I'm working on a simple LL(1) parser generator, and I've run into an issue with PREDICT/PREDICT conflicts given certain input grammars. For example, given an input grammar like:
E → E + E
| P
P → 1
I can remove out the left recursion from E
, replacing it with a roughly equivalent right recursive rule, thus arriving at the grammar:
E → P E'
E' → + E E'
| ε
P → 1
Next, I can compute the relevant FIRST and FOLLOW sets for the grammar, and end up with the following:
FIRST(E) = { 1 }
FIRST(E') = { +, ε }
FIRST(P) = { 1 }
FOLLOW(E) = { +, EOF }
FOLLOW(E') = { +, EOF }
FOLLOW(P) = { +, EOF }
And finally, using PREDICT(A → α) = { FIRST(α) - ε } ∪ (FOLLOW(A) if ε ∈ FIRST(α) else ∅)
to construct the PREDICT sets for the grammar, the resulting sets are as follows.
PREDICT(1. E → P E') = { 1 }
PREDICT(2. E' → + E E') = { +, EOF }
PREDICT(3. E' → ε) = { +, EOF }
PREDICT(4. P → 1) = { 1 }
So this is where I run into the conflict that PREDICT(2) = PREDICT(3)
, and thus, I cannot produce a parse table as the grammar is not LL(1), since parser wouldn't be able to choose which rule should be applied.
What I'm really wondering is whether it's possible to resolve the conflict or factor the grammar such that the conflict can be avoided, and produce a legal LL(1) grammar, without having to directly modify the original input grammar.
The problem here is that your original grammar is ambiguous.
E → E + E
E → P
means that P + P + P
can be parsed either as (P + P) + P
or P + (P + P)
. Eliminating left recursion doesn't fix the ambiguity, so the modified grammar is also ambiguous.
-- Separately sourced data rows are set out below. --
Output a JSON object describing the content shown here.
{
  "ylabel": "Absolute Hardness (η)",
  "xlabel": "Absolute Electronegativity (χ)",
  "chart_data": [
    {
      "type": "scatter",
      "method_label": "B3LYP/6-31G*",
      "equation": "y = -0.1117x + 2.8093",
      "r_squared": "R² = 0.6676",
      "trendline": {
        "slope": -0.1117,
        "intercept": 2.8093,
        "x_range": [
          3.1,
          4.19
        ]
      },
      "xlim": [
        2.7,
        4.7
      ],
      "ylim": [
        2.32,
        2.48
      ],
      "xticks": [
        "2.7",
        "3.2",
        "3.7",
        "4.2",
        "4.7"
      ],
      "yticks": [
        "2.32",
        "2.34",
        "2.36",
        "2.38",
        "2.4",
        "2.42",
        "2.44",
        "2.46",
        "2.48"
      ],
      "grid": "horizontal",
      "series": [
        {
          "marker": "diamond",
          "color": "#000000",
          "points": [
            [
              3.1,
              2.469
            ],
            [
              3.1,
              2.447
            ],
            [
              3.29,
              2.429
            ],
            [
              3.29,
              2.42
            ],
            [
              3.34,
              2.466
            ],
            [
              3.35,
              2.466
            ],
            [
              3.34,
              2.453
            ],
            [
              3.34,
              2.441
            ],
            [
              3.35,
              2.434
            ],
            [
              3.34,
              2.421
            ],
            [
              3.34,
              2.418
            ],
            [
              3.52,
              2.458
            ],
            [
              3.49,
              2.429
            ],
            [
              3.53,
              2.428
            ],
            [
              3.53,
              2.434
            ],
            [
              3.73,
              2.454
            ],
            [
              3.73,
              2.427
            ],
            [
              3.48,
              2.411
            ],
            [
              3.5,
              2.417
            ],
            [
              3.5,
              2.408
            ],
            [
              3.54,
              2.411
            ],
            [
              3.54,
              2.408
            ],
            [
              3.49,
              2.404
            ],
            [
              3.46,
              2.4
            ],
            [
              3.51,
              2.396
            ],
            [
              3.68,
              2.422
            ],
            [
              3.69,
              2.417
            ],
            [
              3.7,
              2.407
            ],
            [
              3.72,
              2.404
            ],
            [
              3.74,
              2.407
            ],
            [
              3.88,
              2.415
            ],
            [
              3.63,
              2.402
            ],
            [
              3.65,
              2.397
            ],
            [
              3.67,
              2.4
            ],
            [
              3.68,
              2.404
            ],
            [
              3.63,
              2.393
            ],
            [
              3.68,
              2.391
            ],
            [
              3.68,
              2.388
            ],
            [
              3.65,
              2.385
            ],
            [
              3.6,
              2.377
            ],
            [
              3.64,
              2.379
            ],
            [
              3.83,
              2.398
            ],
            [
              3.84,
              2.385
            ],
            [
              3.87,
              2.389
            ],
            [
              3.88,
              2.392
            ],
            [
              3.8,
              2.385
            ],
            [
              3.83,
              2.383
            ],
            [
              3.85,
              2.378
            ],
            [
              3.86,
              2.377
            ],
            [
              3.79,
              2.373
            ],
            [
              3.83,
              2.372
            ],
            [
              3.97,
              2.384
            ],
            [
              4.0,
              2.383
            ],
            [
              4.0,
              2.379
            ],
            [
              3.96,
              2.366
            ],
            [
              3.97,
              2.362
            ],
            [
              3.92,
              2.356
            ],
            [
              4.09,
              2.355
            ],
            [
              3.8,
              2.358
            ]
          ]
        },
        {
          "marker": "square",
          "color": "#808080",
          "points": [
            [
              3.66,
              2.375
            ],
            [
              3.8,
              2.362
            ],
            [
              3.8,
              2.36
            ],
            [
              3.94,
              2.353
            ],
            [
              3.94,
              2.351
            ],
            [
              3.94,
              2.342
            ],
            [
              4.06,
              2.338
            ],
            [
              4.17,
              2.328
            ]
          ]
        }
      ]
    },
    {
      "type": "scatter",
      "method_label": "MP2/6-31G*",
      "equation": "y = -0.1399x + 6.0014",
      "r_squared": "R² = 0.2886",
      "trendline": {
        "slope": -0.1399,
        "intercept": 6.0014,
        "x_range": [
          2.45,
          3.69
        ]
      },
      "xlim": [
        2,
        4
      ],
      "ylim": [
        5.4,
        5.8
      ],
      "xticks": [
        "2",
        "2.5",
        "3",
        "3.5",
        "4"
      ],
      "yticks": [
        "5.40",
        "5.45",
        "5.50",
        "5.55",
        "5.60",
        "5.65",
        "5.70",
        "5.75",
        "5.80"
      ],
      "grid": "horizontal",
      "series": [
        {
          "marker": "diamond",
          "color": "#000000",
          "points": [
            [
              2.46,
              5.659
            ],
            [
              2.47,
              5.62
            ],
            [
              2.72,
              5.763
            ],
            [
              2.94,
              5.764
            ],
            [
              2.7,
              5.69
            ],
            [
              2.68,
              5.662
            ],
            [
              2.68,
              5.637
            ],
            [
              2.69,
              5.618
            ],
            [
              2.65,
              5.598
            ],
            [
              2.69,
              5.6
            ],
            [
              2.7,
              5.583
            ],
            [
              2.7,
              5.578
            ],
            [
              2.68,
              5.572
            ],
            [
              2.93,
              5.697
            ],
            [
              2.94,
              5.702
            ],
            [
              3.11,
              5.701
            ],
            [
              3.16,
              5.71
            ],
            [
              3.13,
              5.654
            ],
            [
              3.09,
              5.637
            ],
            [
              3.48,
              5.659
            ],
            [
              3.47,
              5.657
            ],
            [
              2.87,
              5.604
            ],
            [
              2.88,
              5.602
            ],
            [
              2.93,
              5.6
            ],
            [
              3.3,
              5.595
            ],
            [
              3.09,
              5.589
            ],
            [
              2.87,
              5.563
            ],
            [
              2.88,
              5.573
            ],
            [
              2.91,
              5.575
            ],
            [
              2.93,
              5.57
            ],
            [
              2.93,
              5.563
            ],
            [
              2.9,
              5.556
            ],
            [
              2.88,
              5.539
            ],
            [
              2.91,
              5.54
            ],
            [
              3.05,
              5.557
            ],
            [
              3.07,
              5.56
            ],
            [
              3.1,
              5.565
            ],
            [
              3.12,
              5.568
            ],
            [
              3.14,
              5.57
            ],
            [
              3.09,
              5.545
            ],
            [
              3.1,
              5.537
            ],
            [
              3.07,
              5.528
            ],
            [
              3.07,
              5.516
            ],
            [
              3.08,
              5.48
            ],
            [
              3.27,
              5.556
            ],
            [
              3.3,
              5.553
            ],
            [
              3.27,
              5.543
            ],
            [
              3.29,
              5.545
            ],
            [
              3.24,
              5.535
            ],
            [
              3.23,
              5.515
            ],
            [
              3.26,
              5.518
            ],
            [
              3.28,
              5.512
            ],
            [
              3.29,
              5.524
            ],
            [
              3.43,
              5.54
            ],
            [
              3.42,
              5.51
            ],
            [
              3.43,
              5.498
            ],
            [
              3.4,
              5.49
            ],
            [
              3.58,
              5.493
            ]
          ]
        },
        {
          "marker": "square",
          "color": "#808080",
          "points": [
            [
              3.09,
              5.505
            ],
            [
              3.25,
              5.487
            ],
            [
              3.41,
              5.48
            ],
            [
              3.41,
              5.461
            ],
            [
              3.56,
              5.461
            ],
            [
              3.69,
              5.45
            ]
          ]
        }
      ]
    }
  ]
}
And ambiguous grammars can't be LL(k) (or, for that matter, LR(k)).
So you need to make the grammar unambiguous:
E → E + P
E → P
(That's the common left-associative version.) Once you eliminate left recursion, you end up with:
E → P E'
E' → + P E'
| ε
Now +
is not in FOLLOW(E').
(The example is drawn straight from the Dragon book, but simplified; it's example 4.8 in the rather battered old copy I have.)
It's worth noting that the transformation used here preserves the set of strings derived by the grammar, but not the derivation. The parse tree which results from the modified grammar is effectively right-associative, so it will need to be reprocessed to recover the desired parse. This fact is rather briefly mentioned by the Dragon book authors:
Although left-recursion elimination and left factoring are easy to do, they make the resulting grammar hard to read and difficult to use for translation purposes. (My emphasis)
They go on to suggest that operator precedence parsing can be used for expressions, and then mention that if an LR parser generator is available, dividing the grammar into a predictive part and an operator-precedence part is no longer necessary.